Un avis partagé par Sandrine Counson. “La basket est la paire qui a tout le package: confort, esthétique et mode. Les codes sociaux sont plus souples qu’avant. Aujourd’hui, on prend davantage soin de soi, on vit plus âgé et on veut vivre mieux. C’est aussi pour cette raison que la basket a même touché les générations antérieures à sa démocratisation. Regardez le nombre de retraités qui portent des baskets ! Certains ont commencé par en acheter pour aller se promener, se sont rendu compte qu’ils étaient bien dedans et se sont mis à les porter au quotidien, car ils voient bien que ça ne choque personne.”

La rue crée la tendance

Si la sneakers s’est complètement démocratisée pour tous et en toute occasion, c’est avant tout grâce à la mode. “La mode s’inspire de la rue et crée les tendances, ajoute Sandrine Counson.
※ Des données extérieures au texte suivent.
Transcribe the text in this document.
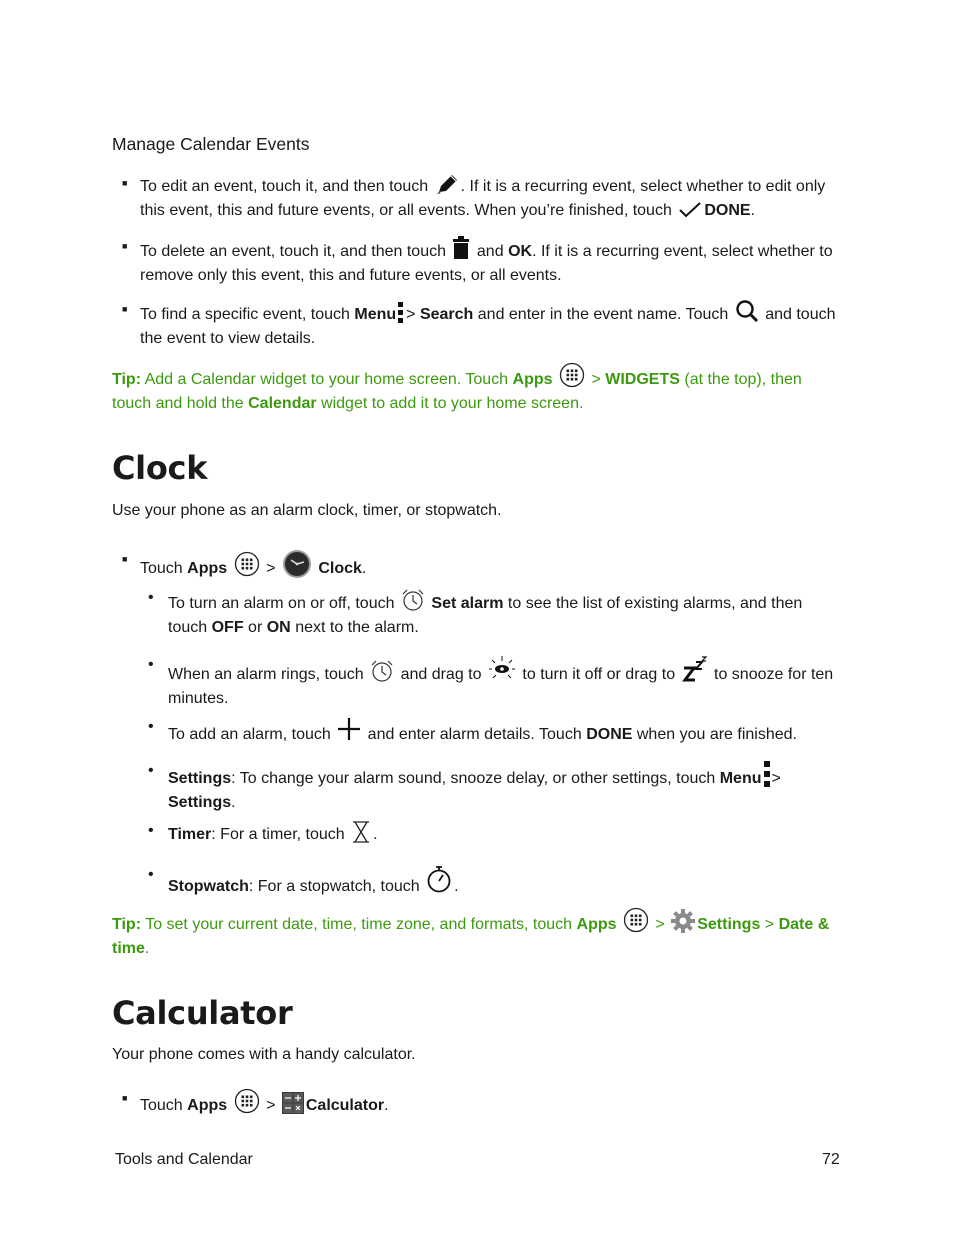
Manage Calendar Events
■ To edit an event, touch it, and then touch . If it is a recurring event, select whether to edit only this event, this and future events, or all events. When you’re finished, touch DONE.
■ To delete an event, touch it, and then touch and OK. If it is a recurring event, select whether to remove only this event, this and future events, or all events.
■ To find a specific event, touch Menu > Search and enter in the event name. Touch and touch the event to view details.
Tip: Add a Calendar widget to your home screen. Touch Apps > WIDGETS (at the top), then touch and hold the Calendar widget to add it to your home screen.
Clock
Use your phone as an alarm clock, timer, or stopwatch.
■
Touch Apps >	Clock.
• To turn an alarm on or off, touch Set alarm to see the list of existing alarms, and then touch OFF or ON next to the alarm.
•
When an alarm rings, touch and drag to	to turn it off or drag to to snooze for ten minutes.
• To add an alarm, touch and enter alarm details. Touch DONE when you are finished.
• Settings: To change your alarm sound, snooze delay, or other settings, touch Menu > Settings.
• Timer: For a timer, touch .
•
Stopwatch: For a stopwatch, touch .
Tip: To set your current date, time, time zone, and formats, touch Apps > Settings > Date & time.
Calculator
Your phone comes with a handy calculator.
■ Touch Apps > Calculator.
Tools and Calendar	72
Elle a sorti peu à peu la basket de cette image ‘négligée’ qu’on lui a conférée pendant longtemps. Elle n’a plus été réservée aux jeunes, mais tendance pour aller au bureau ou au restaurant, même avec un look chic. Aujourd’hui, certains se marient même une paire de sneakers aux pieds ! Il est d’ailleurs aujourd’hui impensable pour une marque de mode de ne pas avoir de sneakers, même dans la haute couture.”

Conformisme et paradoxe

Avec sa volonté d’appartenir au groupe, l’être humain, profondément social, s’adapte aux tendances et aux codes de la société dans laquelle il évolue. “Porter des baskets crée un sentiment d’appartenance, note Boo. On fait comme tout le monde, on n’est pas hors du groupe. Ça renforce l’impression de faire partie de la communauté. Paradoxalement, il y a aussi une envie de se démarquer, de se montrer avec une paire à la mode ou en édition limitée. On se sent spécial, vivant.”

C’est là tout le paradoxe de la sneakers: le besoin d’être comme tout le monde, mais aussi d’être unique au sein du groupe. “La sneakers est à la fois culturelle et générationnelle, note Boo. C’est notre Madeleine de Proust. Pour les générations d’après, ça sera peut-être autre chose.”

Si certains ne l’ont pas adoptée et lui préfèrent d’autres modèles, très bien ! Portez la chaussure que vous souhaitez, tendance ou pas. Un jour, un autre modèle de chaussure viendra détrôner la basket et changer les codes de notre société. Mais certainement pas aujourd’hui.